L’indépendance dans l’Europe des Peuples.

            L’indépendance conférera à la Bretagne et à notre peuple un cadre politique et juridique reconnu au plan international et en tout premier lieu au plan européen. L’Europe que nous voulons n’est pas celle du référendum sur le Traité de Maastricht qui ne nous était pas soumis en tant que peuple, comme les Danois ou les Irlandais (sauf le Nord) mais en tant que citoyen d’un état que nous refusons. L’Europe ne pourra être bénéfique que dans la mesure où notre existence  aura été reconnue comme peuple décidant librement de s’associer, de coopérer et d’échanger ou non avec d’autres au plan international.

 

L’indépendance avec le peuple breton.

            L’indépendance ne saurait être déclarée par une poignée d’individus qui se seraient auto-proclamés dirigeants de leur peuple sans le consentement de ce dernier.
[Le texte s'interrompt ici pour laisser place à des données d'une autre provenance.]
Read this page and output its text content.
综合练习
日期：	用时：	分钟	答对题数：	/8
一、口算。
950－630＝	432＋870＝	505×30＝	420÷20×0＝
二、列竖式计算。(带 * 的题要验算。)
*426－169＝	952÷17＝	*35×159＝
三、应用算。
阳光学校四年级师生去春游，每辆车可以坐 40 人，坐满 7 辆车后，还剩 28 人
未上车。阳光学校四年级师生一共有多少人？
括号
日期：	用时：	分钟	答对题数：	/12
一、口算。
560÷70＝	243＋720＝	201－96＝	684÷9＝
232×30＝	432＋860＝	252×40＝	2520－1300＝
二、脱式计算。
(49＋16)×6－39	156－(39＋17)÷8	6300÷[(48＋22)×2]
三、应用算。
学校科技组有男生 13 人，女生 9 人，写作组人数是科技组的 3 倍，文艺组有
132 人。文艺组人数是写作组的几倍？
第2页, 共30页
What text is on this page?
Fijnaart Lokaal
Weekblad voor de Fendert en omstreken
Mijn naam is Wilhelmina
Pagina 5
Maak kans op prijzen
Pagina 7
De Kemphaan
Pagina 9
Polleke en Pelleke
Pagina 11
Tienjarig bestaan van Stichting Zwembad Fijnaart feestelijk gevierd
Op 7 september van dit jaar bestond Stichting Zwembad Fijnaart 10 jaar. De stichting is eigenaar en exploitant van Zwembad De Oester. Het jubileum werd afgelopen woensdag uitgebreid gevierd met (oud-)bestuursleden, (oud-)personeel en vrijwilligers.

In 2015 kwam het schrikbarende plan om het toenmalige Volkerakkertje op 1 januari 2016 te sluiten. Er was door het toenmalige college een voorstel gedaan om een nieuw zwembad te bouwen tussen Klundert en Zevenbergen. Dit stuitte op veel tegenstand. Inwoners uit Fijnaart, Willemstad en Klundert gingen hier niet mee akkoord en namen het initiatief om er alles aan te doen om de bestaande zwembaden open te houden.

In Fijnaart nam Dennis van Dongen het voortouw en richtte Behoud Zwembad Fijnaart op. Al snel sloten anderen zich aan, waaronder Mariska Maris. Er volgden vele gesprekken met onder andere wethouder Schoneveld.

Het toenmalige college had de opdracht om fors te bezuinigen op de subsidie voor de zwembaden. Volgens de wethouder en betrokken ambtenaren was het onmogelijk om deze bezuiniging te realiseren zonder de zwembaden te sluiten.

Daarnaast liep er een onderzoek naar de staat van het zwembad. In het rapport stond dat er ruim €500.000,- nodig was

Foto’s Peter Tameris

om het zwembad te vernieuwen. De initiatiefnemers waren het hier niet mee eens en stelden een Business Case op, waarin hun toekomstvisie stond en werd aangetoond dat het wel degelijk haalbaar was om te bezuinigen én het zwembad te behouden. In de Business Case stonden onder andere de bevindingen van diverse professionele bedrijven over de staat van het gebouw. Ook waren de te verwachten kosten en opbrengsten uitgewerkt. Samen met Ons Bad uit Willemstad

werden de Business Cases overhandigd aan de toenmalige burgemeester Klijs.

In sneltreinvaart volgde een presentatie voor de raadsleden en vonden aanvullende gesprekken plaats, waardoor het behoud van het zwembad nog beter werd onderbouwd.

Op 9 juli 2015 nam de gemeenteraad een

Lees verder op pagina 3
Elle est au contraire le fruit d’une prise de conscience massive et profonde au sein de l’ensemble de nos compatriote. Elle n’est pas une fin en soi mais un objectif politique dans un projet de libération individuelle et collective. Elle ne peut être définie au préalable dans son contenu réel dans la mesure ou ce n’est pas un groupe de décider à la place d’un peuple. Mais  c’est bien la vocation d’un mouvement politique de faire les propositions qui lui semblent justes afin que chacun se détermine en toute liberté.

Y.G.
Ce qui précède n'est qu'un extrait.